# Where to source Fender parts in Canada?



## Spellcaster (Jan 7, 2008)

I'm putting a friend's '59 Telecaster back to stock and I'm having trouble finding a pickguard. I've ordered a couple off eBay that are miles from fitting at the lower horn, and I'm thinking a genuine Fender black single ply 52 guard is the right thing. None of the places I can find online will ship to Canada. Is there a Fender dealer in Canada that treats Parts as a business rather than an annoyance?


----------



## Sneaky (Feb 14, 2006)

There is a guy here on this board who does very real replicas if you are willing to go the extra mile (ie $$$). If it's a real '59 Tele it's probably worth it. 

I think his "handle" is YJMUJRSRV (or some variation of that). I don't know him, but judging from his posts here he seems to be a guy who spends a lot of time making vintage repro stuff that is absolutely perfect. Do a search and drop him a line.


----------



## al3d (Oct 3, 2007)

Sneaky said:


> There is a guy here on this board who does very real replicas if you are willing to go the extra mile (ie $$$). If it's a real '59 Tele it's probably worth it.
> 
> I think his "handle" is YJMUJRSRV (or some variation of that). I don't know him, but judging from his posts here he seems to be a guy who spends a lot of time making vintage repro stuff that is absolutely perfect. Do a search and drop him a line.

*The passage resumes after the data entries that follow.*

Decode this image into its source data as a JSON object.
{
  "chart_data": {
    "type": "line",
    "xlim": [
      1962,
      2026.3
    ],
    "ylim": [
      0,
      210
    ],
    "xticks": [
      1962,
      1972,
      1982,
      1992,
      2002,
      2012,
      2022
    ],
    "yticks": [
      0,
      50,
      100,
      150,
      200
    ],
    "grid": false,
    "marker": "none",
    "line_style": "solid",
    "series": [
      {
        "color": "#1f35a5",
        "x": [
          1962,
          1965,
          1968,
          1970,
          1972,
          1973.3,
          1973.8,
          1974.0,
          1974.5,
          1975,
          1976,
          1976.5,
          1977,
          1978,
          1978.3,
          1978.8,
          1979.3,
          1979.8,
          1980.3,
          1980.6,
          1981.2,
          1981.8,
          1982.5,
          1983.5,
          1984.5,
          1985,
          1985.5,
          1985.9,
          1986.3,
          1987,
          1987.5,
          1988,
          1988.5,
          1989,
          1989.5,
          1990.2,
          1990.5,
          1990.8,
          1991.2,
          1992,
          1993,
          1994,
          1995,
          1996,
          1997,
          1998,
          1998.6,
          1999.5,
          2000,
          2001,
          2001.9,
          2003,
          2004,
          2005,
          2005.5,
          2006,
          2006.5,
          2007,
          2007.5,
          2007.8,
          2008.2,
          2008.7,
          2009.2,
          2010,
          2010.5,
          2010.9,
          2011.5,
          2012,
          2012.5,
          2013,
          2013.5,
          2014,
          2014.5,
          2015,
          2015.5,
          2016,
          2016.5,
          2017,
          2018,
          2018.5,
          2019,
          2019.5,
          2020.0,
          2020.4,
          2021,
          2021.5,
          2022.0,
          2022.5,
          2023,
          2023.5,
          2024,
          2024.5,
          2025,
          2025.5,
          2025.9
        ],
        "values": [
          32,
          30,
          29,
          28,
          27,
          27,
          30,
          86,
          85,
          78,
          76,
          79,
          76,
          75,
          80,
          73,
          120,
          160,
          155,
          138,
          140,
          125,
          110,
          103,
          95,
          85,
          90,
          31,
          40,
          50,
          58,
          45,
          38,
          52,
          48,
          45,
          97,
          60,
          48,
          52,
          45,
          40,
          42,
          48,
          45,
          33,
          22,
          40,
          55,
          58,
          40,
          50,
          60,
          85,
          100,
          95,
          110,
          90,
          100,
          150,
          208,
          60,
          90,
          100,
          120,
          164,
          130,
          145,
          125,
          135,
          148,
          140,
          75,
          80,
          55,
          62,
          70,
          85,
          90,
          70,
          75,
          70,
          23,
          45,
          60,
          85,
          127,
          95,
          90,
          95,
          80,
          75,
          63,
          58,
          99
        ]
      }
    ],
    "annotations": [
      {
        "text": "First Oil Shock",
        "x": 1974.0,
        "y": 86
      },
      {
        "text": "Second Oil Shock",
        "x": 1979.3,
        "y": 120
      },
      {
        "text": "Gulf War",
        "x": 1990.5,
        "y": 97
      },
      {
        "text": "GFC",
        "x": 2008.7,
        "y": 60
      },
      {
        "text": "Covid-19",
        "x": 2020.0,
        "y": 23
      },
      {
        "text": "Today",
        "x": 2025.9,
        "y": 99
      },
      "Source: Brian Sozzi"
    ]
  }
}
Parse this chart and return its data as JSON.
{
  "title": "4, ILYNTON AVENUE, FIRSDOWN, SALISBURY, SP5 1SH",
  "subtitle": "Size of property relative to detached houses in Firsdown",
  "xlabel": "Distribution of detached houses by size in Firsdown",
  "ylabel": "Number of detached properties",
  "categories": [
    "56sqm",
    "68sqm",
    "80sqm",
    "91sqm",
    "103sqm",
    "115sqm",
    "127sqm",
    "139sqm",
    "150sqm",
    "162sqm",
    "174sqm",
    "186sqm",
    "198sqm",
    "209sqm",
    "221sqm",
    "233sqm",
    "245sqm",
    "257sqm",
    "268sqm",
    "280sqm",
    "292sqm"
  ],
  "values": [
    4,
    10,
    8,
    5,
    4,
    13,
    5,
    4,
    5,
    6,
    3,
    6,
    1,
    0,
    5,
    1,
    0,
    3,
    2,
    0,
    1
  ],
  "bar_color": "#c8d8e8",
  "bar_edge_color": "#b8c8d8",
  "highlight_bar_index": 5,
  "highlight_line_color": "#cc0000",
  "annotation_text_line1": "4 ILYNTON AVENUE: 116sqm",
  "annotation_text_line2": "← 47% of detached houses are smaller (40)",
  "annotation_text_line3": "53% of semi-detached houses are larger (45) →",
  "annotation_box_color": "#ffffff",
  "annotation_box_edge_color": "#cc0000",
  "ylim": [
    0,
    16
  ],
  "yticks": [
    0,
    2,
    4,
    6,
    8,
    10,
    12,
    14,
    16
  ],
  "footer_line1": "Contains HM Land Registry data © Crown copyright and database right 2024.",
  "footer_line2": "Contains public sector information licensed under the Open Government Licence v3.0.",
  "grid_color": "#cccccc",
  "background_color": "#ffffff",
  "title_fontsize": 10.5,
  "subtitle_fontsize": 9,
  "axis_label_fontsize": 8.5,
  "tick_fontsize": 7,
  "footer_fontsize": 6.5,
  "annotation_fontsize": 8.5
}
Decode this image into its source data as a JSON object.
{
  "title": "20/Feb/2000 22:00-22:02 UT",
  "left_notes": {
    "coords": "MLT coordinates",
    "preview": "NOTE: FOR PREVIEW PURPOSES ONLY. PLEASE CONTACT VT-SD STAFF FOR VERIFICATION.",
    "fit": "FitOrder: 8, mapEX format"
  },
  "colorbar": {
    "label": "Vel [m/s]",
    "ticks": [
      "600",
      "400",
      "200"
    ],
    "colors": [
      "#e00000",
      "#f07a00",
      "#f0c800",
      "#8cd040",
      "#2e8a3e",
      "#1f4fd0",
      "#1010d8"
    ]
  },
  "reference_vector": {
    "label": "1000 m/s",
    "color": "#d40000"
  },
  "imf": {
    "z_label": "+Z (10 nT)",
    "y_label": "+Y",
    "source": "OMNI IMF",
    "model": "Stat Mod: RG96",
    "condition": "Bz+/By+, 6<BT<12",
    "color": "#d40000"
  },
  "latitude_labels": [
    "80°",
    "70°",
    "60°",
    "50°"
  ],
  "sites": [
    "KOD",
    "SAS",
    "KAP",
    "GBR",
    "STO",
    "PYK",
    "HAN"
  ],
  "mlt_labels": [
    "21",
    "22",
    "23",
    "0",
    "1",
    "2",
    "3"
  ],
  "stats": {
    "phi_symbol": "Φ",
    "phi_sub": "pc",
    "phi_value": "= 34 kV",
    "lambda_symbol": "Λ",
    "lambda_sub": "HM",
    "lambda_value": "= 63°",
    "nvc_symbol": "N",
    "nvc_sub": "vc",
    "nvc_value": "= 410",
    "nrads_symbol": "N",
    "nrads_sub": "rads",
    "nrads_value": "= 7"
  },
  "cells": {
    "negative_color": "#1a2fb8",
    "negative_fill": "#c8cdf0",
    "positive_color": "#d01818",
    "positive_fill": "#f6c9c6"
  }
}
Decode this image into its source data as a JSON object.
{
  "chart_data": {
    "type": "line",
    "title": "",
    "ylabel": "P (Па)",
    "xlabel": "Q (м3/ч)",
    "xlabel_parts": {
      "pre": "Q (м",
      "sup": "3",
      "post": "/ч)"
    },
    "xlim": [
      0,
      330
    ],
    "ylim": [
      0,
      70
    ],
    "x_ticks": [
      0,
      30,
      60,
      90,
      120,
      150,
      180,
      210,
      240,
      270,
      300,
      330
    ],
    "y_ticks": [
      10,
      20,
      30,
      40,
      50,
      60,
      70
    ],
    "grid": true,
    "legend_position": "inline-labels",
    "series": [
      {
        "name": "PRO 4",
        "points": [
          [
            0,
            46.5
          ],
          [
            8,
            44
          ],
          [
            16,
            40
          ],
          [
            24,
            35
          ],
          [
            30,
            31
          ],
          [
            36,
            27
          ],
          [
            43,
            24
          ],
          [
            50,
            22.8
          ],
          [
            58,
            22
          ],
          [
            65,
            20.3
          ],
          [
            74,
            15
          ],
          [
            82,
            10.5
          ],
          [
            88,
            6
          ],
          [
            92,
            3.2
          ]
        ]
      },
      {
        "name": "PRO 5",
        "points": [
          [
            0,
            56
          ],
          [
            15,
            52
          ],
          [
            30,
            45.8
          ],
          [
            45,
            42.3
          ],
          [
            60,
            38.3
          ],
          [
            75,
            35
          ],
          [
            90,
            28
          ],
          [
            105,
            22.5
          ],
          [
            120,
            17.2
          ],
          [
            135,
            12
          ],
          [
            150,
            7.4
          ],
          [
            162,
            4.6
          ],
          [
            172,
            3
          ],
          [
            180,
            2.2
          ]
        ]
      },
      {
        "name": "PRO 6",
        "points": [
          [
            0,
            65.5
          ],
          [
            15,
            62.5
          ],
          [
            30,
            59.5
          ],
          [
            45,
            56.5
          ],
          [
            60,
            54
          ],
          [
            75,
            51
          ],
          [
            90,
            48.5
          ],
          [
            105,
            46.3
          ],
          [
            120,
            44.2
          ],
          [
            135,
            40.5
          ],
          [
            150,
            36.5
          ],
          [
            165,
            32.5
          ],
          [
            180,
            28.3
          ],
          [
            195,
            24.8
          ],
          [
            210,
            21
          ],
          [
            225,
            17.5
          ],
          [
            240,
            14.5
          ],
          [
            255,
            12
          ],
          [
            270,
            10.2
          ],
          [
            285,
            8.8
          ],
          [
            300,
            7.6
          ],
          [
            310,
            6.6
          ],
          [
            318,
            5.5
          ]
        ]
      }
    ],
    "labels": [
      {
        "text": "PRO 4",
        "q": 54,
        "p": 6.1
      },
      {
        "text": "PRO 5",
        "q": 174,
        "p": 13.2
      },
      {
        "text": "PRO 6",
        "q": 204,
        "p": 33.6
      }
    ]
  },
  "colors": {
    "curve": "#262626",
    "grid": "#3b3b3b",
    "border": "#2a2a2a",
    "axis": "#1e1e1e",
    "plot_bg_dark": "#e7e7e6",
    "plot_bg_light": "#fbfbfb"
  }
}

I doubt he will want to spend 400$ US for a pickguard. In any case, check ebay..there are tons of place that will ship to Canada. some places will even cut you a custom one for pretty reasonable cost. if you have the original pickguard to use as a template, even better.


----------



## six-string (Oct 7, 2009)

try these guys. i've ordered from them and they ship USPS to Canada at reasonable rates. 
prices are competitive for most of their stuff.
Guitar Electronics Guitar & Bass Pickguards & Cover Plates Guitar Parts and Diagrams


----------



## Spellcaster (Jan 7, 2008)

I don;t have the original pickguard. The guitar came to me with a homemade tortoiseshell guard cut for two mini-buckers. What I *do* have is a collection of eight guards ordered off eBay that don't fit. That's why I want to buy only an original Fender part.


----------



## bagpipe (Sep 19, 2006)

I've ordered from these guys before. They're in the US but they ship to Canada no problem. Here's their section with genuine Fender 1 ply blackguards for a 52 reissue. May still be a bit of a crapshoot if it'll fit a genuine 59 Tele though:

Guitar Parts Resource* ::* Pickguards - '52 Reissue Telecaster

You can navigate their various products from here, if you think the above isn't what you're looking for:

Guitar Parts Resource ::The Guitar Player's Hardware Store


----------



## Spellcaster (Jan 7, 2008)

Thanks bagpipe! That's exactly what I'm looking for. I've dealt with these guys before on eBay, but didn't realize they sold real Fender stuff too. I had emailed Fender too, and got back the standard form letter "Any Fender dealer can order it for you". Having tried to order a guard in music stores with no success, I knew I'd have to get it somewhere else, and this looks like a great answer....My experience dealing with Guitar Parts Resource has been positive in the past, and as I've had a '52RI guard on the 59 before it went to the paint shop, I know it'll fit. I really appreciate your suggestion.


----------



## six-string (Oct 7, 2009)

Welcome to Fender.com
this wasn't too hard...


----------



## YJMUJRSRV (Jul 17, 2007)

gone fishing


----------



## ampaholic (Sep 19, 2006)

These guys ship worldwide.

Pickguardian Custom Pickguards


----------